Так будет продолжаться, покуда не донесется до них откуда-нибудь призыв к жизни. Прозвучать он может по-разному. И всколыхнув душу, возможно, вызовет к жизни то предназначение их вечного существа, с которым они пришли в этот мир. Или в них найдет живой отклик голос правды, для которой именно сейчас пришло время. Или под впечатлением подлинной личной жизни, раскрывающейся и действенно проявляющейся в ком-либо из их окружения, у них откроются глаза на самих себя. Или их увлечет неустанное стремление к цели, присущее и нынешней эпохе. Или же взволнует услышанное свидетельство об Иисусе, или происшедшие с ними трагедии заставят заглянуть в самые сокровенные уголки собственной души. Что бы ни оказалось тем призывом, им еще совершенно неясно и доподлинно неизвестно, к чему, собственно, все это клонится. Но постепенно их тревоги сменяются единым порывом, и они принимаются искать, ибо чувствуют, что решение где-то есть. Однако то, как они ищут, зависит исключительно от их простодушия (по выражению Лютера – наивности). Степень их искренности определяет силу внутреннего беспокойства, а то, насколько они прямодушны, – энергичность поиска. Но искренность и прямодушие лишь две стороны непосредственности внутреннего бытия в его осознании и динамике. Они – две составляющие той самой детскости, на которой зиждется правда человека.
Но как только до таких наивных натур доходит внятное возвещение Иисуса о возрождении человека в его изначальном естестве и о грядущем новом порядке всех вещей, что сегодня для многих стало живым событием, то их искание тотчас же наполняется содержанием, обретает цель и направленность. Под действием этого поистине «живого слова Божьего», этого необычного, но всем понятного выражения созидательного напора жизненных сил Вселенной, добивающихся совершенства человечества, беспокойство превращается в страстное желание, а поиск – в позитивное движение. Наша восприимчивость приносит свои плоды, в нас появляются первые ростки изначального естества – начинается становление нового человека.

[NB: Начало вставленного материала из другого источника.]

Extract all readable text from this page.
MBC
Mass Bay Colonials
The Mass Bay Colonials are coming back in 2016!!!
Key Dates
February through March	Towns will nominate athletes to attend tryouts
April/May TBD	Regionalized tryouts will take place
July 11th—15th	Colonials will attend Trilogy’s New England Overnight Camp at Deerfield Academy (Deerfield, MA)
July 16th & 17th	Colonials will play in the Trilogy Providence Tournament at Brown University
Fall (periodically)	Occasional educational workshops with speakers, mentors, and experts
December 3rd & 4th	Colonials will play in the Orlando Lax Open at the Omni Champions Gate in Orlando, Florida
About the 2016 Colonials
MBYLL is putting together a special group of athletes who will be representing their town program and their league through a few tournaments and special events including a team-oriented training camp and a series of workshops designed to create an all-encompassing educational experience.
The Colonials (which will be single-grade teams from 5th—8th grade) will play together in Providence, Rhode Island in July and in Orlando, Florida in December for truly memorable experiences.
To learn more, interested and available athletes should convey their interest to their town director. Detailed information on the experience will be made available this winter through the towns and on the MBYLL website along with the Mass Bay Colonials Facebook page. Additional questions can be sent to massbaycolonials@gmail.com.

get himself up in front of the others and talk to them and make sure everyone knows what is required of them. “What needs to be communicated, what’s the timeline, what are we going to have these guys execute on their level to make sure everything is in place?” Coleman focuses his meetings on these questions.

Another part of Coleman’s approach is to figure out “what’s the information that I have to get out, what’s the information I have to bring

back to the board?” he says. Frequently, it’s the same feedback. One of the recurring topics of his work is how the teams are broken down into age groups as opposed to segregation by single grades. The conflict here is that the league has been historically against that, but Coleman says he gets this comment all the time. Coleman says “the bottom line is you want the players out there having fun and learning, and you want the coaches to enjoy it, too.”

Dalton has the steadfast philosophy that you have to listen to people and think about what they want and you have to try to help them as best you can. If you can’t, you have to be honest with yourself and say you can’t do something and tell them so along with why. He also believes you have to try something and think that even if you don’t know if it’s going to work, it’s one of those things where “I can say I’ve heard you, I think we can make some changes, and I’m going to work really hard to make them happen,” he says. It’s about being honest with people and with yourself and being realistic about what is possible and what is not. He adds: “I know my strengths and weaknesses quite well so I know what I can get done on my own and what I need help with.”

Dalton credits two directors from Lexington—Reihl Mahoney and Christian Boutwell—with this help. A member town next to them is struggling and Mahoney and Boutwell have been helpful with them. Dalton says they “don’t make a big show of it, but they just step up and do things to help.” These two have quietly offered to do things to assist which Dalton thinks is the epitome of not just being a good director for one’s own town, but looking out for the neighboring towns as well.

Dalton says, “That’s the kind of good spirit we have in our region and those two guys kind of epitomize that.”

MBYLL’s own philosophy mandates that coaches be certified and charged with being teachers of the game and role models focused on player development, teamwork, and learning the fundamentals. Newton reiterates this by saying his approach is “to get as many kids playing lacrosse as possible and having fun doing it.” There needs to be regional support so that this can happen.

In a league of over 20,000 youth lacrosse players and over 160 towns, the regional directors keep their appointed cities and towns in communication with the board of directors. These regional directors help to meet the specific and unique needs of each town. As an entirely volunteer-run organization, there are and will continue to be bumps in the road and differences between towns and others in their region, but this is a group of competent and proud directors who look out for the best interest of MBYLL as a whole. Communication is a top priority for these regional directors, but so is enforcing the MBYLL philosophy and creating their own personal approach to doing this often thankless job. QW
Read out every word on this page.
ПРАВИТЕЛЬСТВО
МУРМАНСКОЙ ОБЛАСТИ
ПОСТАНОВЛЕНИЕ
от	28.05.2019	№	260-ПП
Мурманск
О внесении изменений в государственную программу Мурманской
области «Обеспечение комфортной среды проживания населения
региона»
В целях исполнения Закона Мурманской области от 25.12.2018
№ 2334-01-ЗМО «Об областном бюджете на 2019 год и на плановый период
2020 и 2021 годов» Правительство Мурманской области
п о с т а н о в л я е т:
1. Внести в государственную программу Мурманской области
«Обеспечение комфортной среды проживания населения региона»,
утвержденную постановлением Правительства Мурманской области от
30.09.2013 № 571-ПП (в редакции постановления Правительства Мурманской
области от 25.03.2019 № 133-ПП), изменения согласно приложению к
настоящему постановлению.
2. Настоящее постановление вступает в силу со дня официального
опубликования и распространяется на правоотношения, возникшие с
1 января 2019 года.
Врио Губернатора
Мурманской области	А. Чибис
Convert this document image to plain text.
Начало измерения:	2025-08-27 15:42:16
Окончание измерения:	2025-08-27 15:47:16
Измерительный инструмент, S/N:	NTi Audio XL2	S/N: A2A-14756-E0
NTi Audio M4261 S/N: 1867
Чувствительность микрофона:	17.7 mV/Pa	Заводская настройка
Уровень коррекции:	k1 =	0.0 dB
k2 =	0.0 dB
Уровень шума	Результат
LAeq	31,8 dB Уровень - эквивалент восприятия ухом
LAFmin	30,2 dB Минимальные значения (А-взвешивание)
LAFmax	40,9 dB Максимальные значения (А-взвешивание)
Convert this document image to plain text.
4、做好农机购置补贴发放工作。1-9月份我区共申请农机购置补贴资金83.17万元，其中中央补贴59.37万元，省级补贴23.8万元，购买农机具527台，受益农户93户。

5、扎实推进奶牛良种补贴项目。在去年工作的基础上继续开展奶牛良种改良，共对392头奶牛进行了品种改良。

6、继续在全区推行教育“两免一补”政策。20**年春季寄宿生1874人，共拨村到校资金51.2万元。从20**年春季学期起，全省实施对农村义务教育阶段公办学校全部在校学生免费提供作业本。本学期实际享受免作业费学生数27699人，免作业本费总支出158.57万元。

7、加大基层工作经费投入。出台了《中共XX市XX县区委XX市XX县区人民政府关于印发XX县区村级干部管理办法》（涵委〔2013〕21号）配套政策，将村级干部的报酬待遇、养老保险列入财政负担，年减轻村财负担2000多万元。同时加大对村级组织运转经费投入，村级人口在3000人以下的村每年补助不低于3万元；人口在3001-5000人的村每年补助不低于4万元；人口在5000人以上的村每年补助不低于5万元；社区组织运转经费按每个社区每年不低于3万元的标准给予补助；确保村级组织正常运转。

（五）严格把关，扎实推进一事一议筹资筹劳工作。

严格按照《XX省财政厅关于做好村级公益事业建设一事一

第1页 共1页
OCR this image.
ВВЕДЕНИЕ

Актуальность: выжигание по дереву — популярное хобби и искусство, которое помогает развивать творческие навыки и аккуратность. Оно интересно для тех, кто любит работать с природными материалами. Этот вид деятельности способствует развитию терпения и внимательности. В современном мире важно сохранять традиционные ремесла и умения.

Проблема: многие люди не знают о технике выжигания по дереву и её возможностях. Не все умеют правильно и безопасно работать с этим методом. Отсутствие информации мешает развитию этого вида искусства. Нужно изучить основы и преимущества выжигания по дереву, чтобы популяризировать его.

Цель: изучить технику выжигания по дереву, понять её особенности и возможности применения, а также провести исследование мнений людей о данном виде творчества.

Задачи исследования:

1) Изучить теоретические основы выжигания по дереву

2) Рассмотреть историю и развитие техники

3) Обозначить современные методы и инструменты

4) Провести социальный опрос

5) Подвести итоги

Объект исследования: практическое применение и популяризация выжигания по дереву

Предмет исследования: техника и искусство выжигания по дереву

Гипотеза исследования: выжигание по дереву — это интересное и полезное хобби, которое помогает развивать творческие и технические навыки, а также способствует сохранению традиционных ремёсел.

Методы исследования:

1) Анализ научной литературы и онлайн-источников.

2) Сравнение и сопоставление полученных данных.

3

Но такая восприимчивость, возникающая у охваченных беспокойством из непосредственности их внутреннего бытия, неизбежно вызывает сочувствие к аналогичной судьбе других людей и ощущение гнета неслыханных страданий, неумолимо преследующих человечество. Загадка собственной жизни вырастает в общечеловеческую проблему, и то, что волнует нас, переживается нами как членами одного большого целого, как членами некоего единства. Так наше внутреннее устремление приобретает объективные очертания. И всеобщее искупление для нас уже важнее, чем наше Я.